Different patterns of decompensation in patients with alcoholic vs. non-alcoholic liver cirrhosis
Version of Record online: 24 APR 2012
© 2012 Blackwell Publishing Ltd
Alimentary Pharmacology & Therapeutics
Volume 35, Issue 12, pages 1443–1450, June 2012
How to Cite
Wiegand, J., Kühne, M., Pradat, P., Mössner, J., Trepo, C. and Tillmann, H. L. (2012), Different patterns of decompensation in patients with alcoholic vs. non-alcoholic liver cirrhosis. Alimentary Pharmacology & Therapeutics, 35: 1443–1450. doi: 10.1111/j.1365-2036.2012.05108.x
- Issue online: 14 MAY 2012
- Version of Record online: 24 APR 2012
- Manuscript Accepted: 3 APR 2012
- Manuscript Revised: 29 MAR 2012
- Manuscript Revised: 24 MAR 2012
- Manuscript Received: 3 MAR 2012
The histological pattern of fibrosis in liver cirrhosis varies in different chronic liver diseases, and hepatic decompensation may be differentiated in consequences of fibrosis (i.e. ascites, variceal bleeding) or in lack of function (i.e. jaundice) resulting in aetiology-specific variable morbidity and mortality.
To evaluate patterns of hepatic decompensation in relation to the aetiology of liver cirrhosis.
Two different cohorts were retrospectively evaluated between 2002 and 2007. Cohort A was for hypothesis generation and consisted of 220 cirrhotic patients. To confirm the initial observations a second cohort B (n = 217) was analysed. The different patterns of hepatic decompensation evaluated were ascites, jaundice, encephalopathy, variceal bleeding, spontaneous bacterial peritonitis, hepatorenal syndrome or hepatocellular carcinoma.
Furthermore, we analysed survival in relation to pattern of decompensation in alcoholic vs. non-alcoholic liver disease.
Alcoholics were more frequently hospitalised for ascites (cohort A: 81.4% vs. 65.4%, P = 0.016; cohort B 71.3% vs. 58.5%, P = 0.085). In contrast, non-alcoholics presented with higher rates of hepatocellular carcinoma (cohort A: 23.1% vs. 11.9%, P = 0.046; cohort B 38.6% vs. 22.5%, P = 0.018). There were no significant differences in jaundice, variceal bleeding, hepatorenal syndrome or encephalopathy.

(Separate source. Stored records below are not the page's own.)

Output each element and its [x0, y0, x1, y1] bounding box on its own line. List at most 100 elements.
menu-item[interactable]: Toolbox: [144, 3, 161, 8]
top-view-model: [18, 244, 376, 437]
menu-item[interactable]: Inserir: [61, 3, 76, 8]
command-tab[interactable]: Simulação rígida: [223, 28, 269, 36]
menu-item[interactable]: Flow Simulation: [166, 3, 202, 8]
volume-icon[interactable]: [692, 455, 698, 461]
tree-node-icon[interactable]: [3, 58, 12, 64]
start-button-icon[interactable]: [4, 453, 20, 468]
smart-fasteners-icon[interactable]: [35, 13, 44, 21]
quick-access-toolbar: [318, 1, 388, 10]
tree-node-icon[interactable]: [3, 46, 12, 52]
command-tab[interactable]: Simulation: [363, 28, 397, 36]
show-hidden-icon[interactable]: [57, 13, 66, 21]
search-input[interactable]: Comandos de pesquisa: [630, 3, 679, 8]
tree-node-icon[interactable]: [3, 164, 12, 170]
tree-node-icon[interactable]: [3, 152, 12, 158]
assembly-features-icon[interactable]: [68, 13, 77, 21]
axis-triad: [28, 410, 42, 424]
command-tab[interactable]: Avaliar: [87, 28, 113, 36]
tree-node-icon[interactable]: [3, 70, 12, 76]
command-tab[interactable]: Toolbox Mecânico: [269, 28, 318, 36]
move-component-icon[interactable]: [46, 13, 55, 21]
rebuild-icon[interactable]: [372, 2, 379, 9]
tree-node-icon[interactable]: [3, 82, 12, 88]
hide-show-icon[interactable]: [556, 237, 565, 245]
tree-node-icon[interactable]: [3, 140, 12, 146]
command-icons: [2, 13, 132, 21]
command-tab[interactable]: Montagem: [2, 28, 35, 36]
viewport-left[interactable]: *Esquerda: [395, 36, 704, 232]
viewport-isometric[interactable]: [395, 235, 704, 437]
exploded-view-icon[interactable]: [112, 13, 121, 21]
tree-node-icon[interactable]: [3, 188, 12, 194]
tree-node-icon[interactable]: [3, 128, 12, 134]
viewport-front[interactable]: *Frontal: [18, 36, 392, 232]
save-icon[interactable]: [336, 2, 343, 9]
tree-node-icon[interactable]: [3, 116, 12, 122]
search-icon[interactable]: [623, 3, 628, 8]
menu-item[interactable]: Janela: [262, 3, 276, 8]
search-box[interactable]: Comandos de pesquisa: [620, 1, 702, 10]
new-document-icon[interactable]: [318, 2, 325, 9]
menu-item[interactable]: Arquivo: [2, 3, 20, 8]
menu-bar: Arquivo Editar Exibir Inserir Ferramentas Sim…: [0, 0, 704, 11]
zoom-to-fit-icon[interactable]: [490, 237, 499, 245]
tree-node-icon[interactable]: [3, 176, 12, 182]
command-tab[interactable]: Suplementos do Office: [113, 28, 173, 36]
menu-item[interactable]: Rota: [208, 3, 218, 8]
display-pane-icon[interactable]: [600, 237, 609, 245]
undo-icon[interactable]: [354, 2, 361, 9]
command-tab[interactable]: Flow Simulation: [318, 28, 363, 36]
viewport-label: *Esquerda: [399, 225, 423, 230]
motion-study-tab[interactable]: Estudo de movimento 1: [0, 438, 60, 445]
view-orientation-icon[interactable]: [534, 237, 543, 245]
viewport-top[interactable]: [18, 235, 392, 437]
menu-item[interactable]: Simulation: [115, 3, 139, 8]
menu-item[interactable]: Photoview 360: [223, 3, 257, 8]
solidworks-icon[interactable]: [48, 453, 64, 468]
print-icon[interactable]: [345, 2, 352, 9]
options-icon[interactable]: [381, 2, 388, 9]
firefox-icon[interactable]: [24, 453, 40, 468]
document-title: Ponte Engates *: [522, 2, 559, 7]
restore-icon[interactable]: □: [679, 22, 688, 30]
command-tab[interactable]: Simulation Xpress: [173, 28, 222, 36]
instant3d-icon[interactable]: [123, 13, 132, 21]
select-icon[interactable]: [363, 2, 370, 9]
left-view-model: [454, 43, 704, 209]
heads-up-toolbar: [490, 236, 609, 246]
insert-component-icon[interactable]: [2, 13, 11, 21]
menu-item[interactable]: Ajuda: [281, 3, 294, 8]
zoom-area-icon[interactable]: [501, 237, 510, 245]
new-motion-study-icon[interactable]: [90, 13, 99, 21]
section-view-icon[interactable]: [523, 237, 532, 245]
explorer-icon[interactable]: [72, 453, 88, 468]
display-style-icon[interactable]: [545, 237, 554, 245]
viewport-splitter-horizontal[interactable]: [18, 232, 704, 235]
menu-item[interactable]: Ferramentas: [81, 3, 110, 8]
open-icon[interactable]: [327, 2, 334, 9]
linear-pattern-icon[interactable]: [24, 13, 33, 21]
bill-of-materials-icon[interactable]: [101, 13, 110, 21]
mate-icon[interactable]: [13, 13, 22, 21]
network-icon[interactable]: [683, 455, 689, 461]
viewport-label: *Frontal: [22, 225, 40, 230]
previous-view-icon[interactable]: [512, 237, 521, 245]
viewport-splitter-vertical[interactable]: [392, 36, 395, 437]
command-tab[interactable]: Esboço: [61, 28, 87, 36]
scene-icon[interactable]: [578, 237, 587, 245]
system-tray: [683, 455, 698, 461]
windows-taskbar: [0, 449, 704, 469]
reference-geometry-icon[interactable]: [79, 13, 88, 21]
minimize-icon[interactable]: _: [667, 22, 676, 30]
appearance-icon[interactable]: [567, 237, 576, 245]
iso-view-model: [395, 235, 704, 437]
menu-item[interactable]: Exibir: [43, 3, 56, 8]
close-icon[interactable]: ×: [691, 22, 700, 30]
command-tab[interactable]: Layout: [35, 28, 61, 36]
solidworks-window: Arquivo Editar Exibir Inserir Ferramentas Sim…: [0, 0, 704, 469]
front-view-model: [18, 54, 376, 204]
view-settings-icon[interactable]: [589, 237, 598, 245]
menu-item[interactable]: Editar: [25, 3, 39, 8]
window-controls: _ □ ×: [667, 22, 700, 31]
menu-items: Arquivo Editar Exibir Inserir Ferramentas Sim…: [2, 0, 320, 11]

Survival was significantly impaired in non-alcoholic cirrhosis once ascites occurred (P = 0.003), whereas ascites did not predict higher mortality in patients with alcoholic cirrhosis.
Ascites is the leading initial pattern of decompensation in alcoholic cirrhosis whereas hepatocellular carcinoma dominates in non-alcoholics. Non-alcoholics developing ascites show a poor survival.